Detection of point mutations in DNA by fluorescence energy transfer

A method has been developed for the rapid and direct identification of a single point mutation in a DNA sequence using fluorescence resonance energy transfer (FRET). The probe was a 16-base oligomer with 5′-bound x-rhodamine and 3′-bound fluorescein (R*16*F); the two dyes acted as a donor/acceptor pair for FRET, resulting in a dramatic difference in the fluorescence emission of the R*16*F in a duplex structure (hybridized to a complementary strand) and as a single strand (melted).
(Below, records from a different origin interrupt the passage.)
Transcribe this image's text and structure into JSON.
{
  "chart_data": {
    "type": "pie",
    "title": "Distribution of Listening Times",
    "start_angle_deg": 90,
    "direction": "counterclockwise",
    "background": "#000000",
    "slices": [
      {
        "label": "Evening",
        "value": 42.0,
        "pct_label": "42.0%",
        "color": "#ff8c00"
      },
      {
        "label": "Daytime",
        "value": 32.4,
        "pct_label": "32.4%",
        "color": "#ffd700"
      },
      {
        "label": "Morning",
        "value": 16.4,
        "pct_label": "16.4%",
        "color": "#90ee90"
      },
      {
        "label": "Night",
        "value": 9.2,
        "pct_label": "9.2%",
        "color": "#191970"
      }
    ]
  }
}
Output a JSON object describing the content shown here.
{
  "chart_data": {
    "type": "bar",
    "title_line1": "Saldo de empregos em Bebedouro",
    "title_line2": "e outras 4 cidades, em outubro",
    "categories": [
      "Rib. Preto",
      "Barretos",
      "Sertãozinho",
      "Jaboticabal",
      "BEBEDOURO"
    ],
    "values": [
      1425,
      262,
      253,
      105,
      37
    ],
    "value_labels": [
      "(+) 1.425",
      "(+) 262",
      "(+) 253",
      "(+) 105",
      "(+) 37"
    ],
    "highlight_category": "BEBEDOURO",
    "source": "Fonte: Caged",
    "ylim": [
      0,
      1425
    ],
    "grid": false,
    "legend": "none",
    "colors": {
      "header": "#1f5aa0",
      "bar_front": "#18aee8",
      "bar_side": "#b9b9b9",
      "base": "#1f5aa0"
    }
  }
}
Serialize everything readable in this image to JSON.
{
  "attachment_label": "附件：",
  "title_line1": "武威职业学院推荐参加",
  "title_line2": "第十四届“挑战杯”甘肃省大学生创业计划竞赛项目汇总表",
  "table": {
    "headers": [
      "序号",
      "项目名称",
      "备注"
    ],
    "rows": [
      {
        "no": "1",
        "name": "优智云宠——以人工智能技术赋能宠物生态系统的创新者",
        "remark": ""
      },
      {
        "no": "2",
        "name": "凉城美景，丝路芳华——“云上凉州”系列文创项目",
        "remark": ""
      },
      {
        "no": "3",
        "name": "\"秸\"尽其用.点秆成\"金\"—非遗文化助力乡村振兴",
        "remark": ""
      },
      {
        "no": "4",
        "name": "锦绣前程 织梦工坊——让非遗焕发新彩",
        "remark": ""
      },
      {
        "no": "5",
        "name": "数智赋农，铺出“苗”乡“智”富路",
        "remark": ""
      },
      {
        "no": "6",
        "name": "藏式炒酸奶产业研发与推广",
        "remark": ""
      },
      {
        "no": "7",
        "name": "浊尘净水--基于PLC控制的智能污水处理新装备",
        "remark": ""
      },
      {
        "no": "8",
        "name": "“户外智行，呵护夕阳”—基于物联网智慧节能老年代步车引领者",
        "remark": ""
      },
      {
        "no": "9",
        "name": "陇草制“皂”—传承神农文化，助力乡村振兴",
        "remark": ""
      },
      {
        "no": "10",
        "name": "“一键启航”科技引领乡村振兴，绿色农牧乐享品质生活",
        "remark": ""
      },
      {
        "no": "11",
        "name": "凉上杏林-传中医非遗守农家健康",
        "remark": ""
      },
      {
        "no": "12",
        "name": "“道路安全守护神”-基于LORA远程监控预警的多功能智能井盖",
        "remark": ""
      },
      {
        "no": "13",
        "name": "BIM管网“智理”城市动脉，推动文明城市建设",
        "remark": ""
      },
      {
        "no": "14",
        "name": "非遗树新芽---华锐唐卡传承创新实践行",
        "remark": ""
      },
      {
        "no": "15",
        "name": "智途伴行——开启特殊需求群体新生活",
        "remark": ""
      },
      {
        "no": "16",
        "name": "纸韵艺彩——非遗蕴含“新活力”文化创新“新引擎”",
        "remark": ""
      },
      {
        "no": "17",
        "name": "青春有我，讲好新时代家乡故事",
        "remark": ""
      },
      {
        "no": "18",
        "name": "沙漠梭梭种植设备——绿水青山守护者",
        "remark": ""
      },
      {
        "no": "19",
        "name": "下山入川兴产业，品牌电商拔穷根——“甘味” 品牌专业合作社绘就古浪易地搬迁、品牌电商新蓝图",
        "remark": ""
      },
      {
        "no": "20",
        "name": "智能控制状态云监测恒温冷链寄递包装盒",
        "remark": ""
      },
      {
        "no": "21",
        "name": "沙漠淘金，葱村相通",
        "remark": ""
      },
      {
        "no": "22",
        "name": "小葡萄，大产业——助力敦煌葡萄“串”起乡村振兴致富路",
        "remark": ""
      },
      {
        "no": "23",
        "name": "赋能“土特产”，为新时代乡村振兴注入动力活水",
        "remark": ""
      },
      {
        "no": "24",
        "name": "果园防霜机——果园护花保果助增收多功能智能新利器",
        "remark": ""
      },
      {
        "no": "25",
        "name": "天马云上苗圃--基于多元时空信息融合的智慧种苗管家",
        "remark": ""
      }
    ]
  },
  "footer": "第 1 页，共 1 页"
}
This difference was used to obtain the melting temperature (T_m), by spectroscopically following the transition from double to single strand, for the probe hybridized to three different strands: the 16-base complement, the 16-base complement containing a single base mismatch, and the 16-base complementary sequence in the phage DNA M13mp18(+). The T_ms thus determined for the perfectly base-paired duplexes, with R*16*F hybridized to the 16-mer complement and to M13, differed by 2°C, whereas the T_m obtained for R*16*F hybridized to the mismatched 16-mer complement was 10°C lower than that for the perfect duplex. The sharpness of the transition and the ease of detection allow single base mismatches to be reliably detected in nano- and subnanomolar concentrations in less than 1 h following hybridization.